The critical care nurse is caring for a client with bacterial meningitis. The client has developed cerebral vasculitis and increased intracranial pressure (ICP). What neurologic sequelae might this client develop?
- A. Damage to the nerves that facilitate vision and hearing
- B. Damage to the vagal nerve
- C. Damage to the olfactory nerve
- D. Damage to the facial nerve
Correct Answer: A
Rationale: Neurologic sequelae in survivors include damage to the cranial nerves that facilitate vision and hearing. Sequelae to meningitis do not include damage to the vagal nerve, the olfactory nerve, or the facial nerve.
A client diagnosed with Huntington disease is on a disease-modifying drug regimen and has a urinary catheter in place. Which potential complication is the highest priority for the nurse while monitoring the client?
- A. Severe depression
- B. Choreiform movements
- C. Urinary tract infection
- D. Emotional apathy
Correct Answer: C
Rationale: Because all disease-modifying drug regimens for Huntington disease can decrease immune cells and infection protection, it is most important for the nurse to assess for acquired infections such as urinary tract infections, especially if the client is catheterized. Severe depression is common and can lead to suicide. Symptoms of Huntington disease develop slowly and include mental apathy and emotional disturbances, choreiform movements (uncontrollable writhing and twisting of the body), grimacing, difficulty chewing and swallowing, speech difficulty, intellectual decline, and loss of bowel and bladder control. Assessing for these other conditions is appropriate but not as important as assessing for urinary tract infection in the client on a disease-modifying drug regimen with a urinary catheter in place.

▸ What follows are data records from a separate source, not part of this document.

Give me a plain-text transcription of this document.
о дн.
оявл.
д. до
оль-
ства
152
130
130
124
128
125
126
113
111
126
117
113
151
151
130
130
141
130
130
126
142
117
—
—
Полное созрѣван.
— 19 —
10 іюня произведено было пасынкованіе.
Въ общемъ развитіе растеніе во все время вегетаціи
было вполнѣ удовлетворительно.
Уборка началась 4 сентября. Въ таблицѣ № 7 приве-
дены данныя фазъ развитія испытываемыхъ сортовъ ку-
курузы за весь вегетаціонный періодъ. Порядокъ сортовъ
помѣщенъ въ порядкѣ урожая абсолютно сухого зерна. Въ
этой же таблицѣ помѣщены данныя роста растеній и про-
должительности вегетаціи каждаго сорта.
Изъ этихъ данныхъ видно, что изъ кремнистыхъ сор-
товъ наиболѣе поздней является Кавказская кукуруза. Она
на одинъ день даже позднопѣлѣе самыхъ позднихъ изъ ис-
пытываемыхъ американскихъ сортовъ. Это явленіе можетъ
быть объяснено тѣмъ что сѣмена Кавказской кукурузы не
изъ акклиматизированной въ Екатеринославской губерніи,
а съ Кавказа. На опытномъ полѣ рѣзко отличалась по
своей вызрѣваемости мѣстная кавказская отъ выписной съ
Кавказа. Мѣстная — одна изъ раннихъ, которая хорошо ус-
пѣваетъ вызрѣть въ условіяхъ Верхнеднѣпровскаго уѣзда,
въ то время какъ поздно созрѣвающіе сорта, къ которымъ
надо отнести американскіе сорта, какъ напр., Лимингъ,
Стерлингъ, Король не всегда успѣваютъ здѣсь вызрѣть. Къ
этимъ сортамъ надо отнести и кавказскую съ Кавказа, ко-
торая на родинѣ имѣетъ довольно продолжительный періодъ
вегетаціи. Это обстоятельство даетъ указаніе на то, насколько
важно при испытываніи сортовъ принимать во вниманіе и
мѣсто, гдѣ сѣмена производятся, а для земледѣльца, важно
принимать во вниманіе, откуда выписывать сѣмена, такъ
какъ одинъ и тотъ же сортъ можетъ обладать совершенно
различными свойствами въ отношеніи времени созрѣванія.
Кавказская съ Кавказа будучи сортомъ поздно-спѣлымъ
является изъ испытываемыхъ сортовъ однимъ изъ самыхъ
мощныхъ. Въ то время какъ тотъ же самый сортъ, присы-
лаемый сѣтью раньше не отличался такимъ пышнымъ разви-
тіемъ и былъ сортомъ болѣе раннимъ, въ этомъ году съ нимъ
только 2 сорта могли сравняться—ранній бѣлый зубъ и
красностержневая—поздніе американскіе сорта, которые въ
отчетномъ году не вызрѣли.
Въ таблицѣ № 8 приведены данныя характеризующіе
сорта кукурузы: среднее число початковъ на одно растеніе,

A client adopted at birth recently discovers that Huntington disease is prevalent in the biological family history. The nurse is providing education to the client about the condition. Which statement(s) should the nurse include in the teaching? Select all that apply.
- A. In the early stages, people with the disease can participate in most physical activities.

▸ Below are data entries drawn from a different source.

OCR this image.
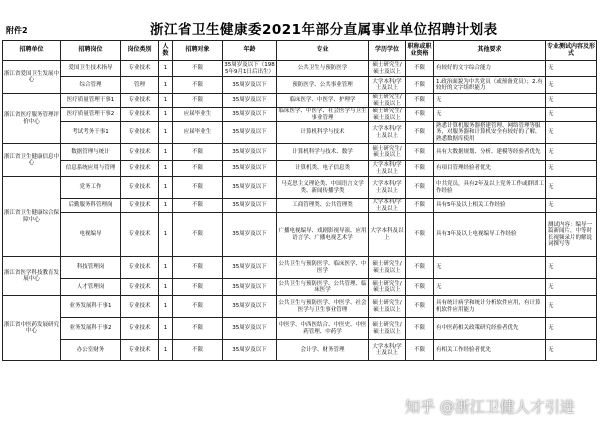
附件2	浙江省卫生健康委2021年部分直属事业单位招聘计划表
招聘单位	招聘岗位	岗位类别	人数	招聘对象	年龄	专业	学历学位	职称或职业资格	其他要求	专业测试内容及形式
浙江省爱国卫生发展中心	爱国卫生技术指导	专业技术	1	不限	35周岁及以下（1985年9月1日后出生）	公共卫生与预防医学	硕士研究生/硕士及以上	不限	有较好的文字综合能力	无
	综合管理	管理	1	不限	35周岁及以下	预防医学、公共事业管理	大学本科/学士及以上	不限	1.政治面貌为中共党员（或预备党员）；2.有较好的文字组织能力	无
浙江省医疗服务管理评价中心	医疗质量管理干事1	专业技术	1	不限	35周岁及以下	临床医学、中医学、护理学	硕士研究生/硕士及以上	不限	无	无
	医疗质量管理干事2	专业技术	1	应届毕业生	35周岁及以下	临床医学、中医学、社会医学与卫生事业管理	硕士研究生/硕士及以上	不限	无	无
	考试考务干事1	专业技术	1	应届毕业生	35周岁及以下	计算机科学与技术	大学本科/学士及以上	不限	熟悉计算机服务器搭建管理、网络管理等服务，对服务器和计算机安全有较好的了解，熟悉数据库使用	无
浙江省卫生健康信息中心	数据管理与统计	专业技术	1	不限	35周岁及以下	计算机科学与技术、数学	硕士研究生/硕士及以上	不限	具有大数据规划、分析、建模等经验者优先	无
	信息系统应用与管理	专业技术	1	不限	35周岁及以下	计算机类、电子信息类	大学本科/学士及以上	不限	有项目管理经验者优先	无
浙江省卫生健康综合保障中心	党务工作	专业技术	1	不限	35周岁及以下	马克思主义理论类、中国语言文学类、新闻传播学类	大学本科/学士及以上	不限	中共党员，具有2年及以上党务工作或群团工作经验	无
	后勤服务科管理岗	专业技术	1	不限	35周岁及以下	工商管理类、公共管理类	大学本科/学士及以上	不限	具有5年及以上相关工作经验	无
	电视编导	专业技术	1	不限	35周岁及以下	广播电视编导、戏剧影视导演、应用语言学、广播电视艺术学	大学本科及以上	不限	具有3年及以上电视编导工作经验	测试内容：编导一篇新闻片，中等时长视频录片的解说词撰写等
浙江省医学科技教育发展中心	科技管理岗	专业技术	1	不限	35周岁及以下	公共卫生与预防医学、临床医学、中医学	硕士研究生/硕士及以上	不限	无	无
	人才管理岗	专业技术	1	不限	35周岁及以下	公共卫生与预防医学、公共管理、临床医学	硕士研究生/硕士及以上	不限	无	无
浙江省中医药发展研究中心	业务发展科干事1	专业技术	1	不限	35周岁及以下	公共卫生与预防医学、中医学、社会医学与卫生事业管理	硕士研究生/硕士及以上	不限	具有统计病学和统计分析软件应用，有计算机软件应用能力	无
	业务发展科干事2	专业技术	1	不限	35周岁及以下	中医学、中西医结合、中医史、中医药管理、中药学	硕士研究生/硕士及以上	不限	有中医药相关政策研究经验者优先	无
	办公室财务	专业技术	1	不限	35周岁及以下	会计学、财务管理	大学本科/学士及以上	不限	有相关工作经验者优先	无
知乎 @浙江卫健人才引进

- B. The disease eventually leads to hallucinations, delusions, impaired judgment, and increased intensity of abnormal movements.
- C. Disease-modifying medications for Huntington disease can decrease immune cells and infection protection.

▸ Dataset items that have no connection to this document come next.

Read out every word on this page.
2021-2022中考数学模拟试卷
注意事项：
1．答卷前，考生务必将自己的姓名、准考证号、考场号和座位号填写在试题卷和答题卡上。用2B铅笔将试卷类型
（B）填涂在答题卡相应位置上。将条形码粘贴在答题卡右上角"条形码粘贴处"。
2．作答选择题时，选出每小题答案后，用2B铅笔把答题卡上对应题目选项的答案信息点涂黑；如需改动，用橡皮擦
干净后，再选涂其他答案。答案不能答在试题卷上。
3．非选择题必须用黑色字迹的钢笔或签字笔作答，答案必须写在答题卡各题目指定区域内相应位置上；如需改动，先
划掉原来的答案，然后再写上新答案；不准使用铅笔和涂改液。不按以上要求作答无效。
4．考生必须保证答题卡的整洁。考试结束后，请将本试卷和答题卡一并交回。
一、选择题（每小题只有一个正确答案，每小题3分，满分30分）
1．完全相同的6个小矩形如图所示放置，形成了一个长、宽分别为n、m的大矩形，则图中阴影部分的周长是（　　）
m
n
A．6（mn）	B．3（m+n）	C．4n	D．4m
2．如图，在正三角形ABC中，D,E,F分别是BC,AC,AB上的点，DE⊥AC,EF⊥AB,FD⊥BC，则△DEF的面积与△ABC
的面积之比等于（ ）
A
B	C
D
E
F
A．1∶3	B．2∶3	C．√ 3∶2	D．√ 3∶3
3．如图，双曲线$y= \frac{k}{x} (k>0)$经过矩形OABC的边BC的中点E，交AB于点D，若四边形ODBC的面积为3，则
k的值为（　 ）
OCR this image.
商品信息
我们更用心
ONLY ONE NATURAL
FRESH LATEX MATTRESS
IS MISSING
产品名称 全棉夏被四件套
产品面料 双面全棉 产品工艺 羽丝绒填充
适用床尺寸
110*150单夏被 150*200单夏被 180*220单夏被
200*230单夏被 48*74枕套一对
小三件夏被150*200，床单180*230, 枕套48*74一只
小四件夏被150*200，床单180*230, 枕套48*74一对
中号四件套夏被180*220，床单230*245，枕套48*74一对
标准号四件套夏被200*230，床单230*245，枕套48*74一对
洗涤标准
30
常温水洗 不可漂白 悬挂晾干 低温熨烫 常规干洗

- D. There are specific tests that can be arranged to diagnose whether or not you have the disorder.
- E. Huntington disease is familial; it is not transmitted genetically.
Correct Answer: A,B,C
Rationale: In teaching the client about Huntington disease, the nurse will explain to the client that people with the disease can participate in most physical activities in the early stages, but that the disease eventually causes hallucinations, delusions, impaired judgment, and increased intensity of abnormal movements. The nurse will go on to inform the client that medications for Huntington disease can decrease immune cells and immune protection. There are no specific diagnostic tests for this disorder, and it is transmitted genetically; thus, the nurse will leave out these statements in the teaching.
The nurse is caring for a client with head trauma. Which assessment finding(s) would indicate an increasing intracranial pressure (ICP) in this client? Select all that apply.
- A. Stiff neck
- B. Generalized pain
- C. Glasgow Coma Scale of 15
- D. Elevated systolic blood pressure
- E. Brisk pupil response
- F. Wide pulse pressure
Correct Answer: D,F
Rationale: Elevated systolic blood pressure with widening pulse pressure is consistent with Cushing's triad, which occurs late in increasing ICP. Other signs of Cushing's triad include bradycardia and irregular breathing. Stiff neck is not a symptom associated with ICP. Generalized pain is not significant with ICP unless related to complaint of headache (especially upon awakening). Glasgow Coma Scale of 15 and brisk pupil response are normal findings.